Christchurch based developer and author of the widely quoted Demographia annual survey, Hugh Pavletich, is the most prolific advocate for increased supply and affordable price to income ratios. Can they be built at the right price? Yes, but not without detrimentally affecting the values of existing properties, which is regarded as political suicide. Only the government has the resources to buy land, brownfield or rural fringe, by compulsory acquisition if necessary, and build large numbers of entry level “state” type houses on it. But as the Christchurch City rebuild shows, this government is mainly concerned about maintaining property values for existing owners, not providing for low income or younger buyers.

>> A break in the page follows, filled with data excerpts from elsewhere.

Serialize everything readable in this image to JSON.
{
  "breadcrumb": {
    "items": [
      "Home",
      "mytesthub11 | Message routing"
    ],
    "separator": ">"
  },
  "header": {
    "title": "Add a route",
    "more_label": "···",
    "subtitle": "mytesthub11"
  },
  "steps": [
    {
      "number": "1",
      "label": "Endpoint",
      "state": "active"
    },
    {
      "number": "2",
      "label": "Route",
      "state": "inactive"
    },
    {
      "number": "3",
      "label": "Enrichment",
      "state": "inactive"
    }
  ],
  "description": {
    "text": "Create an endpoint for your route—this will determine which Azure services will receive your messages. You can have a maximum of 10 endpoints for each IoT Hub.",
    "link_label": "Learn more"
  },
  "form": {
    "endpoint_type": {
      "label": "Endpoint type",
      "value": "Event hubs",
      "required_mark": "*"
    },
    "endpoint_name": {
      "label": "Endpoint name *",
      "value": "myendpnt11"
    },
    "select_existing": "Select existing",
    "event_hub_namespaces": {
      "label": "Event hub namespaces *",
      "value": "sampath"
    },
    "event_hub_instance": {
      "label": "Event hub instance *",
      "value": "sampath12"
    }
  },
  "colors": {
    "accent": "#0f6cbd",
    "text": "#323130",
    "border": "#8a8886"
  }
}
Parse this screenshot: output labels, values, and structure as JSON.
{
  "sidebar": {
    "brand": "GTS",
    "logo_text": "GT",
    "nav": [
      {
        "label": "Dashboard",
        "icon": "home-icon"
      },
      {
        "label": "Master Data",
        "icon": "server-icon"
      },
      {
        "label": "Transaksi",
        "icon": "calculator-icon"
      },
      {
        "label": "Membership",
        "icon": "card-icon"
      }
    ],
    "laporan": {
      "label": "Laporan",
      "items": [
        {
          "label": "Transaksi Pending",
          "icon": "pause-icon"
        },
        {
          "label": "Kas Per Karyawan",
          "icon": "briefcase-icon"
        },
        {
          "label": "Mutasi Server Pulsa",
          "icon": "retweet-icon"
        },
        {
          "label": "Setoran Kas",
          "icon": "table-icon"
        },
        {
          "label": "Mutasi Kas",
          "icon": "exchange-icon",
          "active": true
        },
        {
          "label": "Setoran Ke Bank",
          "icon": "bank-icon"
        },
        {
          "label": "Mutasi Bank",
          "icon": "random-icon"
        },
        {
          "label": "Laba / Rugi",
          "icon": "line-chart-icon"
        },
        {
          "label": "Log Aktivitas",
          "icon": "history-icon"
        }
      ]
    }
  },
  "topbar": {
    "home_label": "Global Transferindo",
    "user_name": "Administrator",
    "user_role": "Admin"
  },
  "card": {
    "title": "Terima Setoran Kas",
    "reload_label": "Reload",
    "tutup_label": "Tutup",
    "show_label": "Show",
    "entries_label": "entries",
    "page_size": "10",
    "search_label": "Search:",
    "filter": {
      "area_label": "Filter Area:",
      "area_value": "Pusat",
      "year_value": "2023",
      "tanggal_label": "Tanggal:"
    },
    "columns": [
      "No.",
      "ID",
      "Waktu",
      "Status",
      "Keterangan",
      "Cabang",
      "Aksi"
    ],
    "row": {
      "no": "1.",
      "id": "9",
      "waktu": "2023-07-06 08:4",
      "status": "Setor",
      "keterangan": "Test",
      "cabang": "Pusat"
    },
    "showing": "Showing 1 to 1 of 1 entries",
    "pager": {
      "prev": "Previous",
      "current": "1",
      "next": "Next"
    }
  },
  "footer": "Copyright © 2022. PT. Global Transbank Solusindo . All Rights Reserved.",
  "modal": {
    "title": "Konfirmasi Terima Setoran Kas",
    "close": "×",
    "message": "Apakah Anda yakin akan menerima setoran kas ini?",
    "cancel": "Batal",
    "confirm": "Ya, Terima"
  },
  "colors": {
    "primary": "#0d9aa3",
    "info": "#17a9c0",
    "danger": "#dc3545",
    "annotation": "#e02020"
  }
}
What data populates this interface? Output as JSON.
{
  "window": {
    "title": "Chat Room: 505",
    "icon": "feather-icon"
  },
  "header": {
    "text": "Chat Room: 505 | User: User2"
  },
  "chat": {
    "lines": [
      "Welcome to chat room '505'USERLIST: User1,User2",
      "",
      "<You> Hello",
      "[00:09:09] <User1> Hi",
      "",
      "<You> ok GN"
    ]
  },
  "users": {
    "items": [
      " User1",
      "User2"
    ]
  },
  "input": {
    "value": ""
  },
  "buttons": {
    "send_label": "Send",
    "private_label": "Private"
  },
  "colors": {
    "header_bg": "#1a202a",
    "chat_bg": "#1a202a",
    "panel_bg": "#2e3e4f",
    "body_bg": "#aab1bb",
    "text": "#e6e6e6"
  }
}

On top of this Nimbyism is rife in Auckland, as opposition to the council’s high density plans showed. Not that the high density options would be any more affordable in this bubble market. The Greens in particular have a problem because they have a vision of high density and no sprawl, but no way of doing this in Auckland at an affordable level and they seem curiously ambivalent about immigration and population growth. They remain the only Green Party in the world not to be actively advocating a Steady State economy.
Affordable housing cannot be built until the entire market has had a significant downward adjustment. The land values preclude it. A developer won’t put a $100,000 house on a $500,000 section. And even if house and section packages could be sold for $200-250,000, absent lower overall prices, speculators would snap them up and on sell them for a big profit.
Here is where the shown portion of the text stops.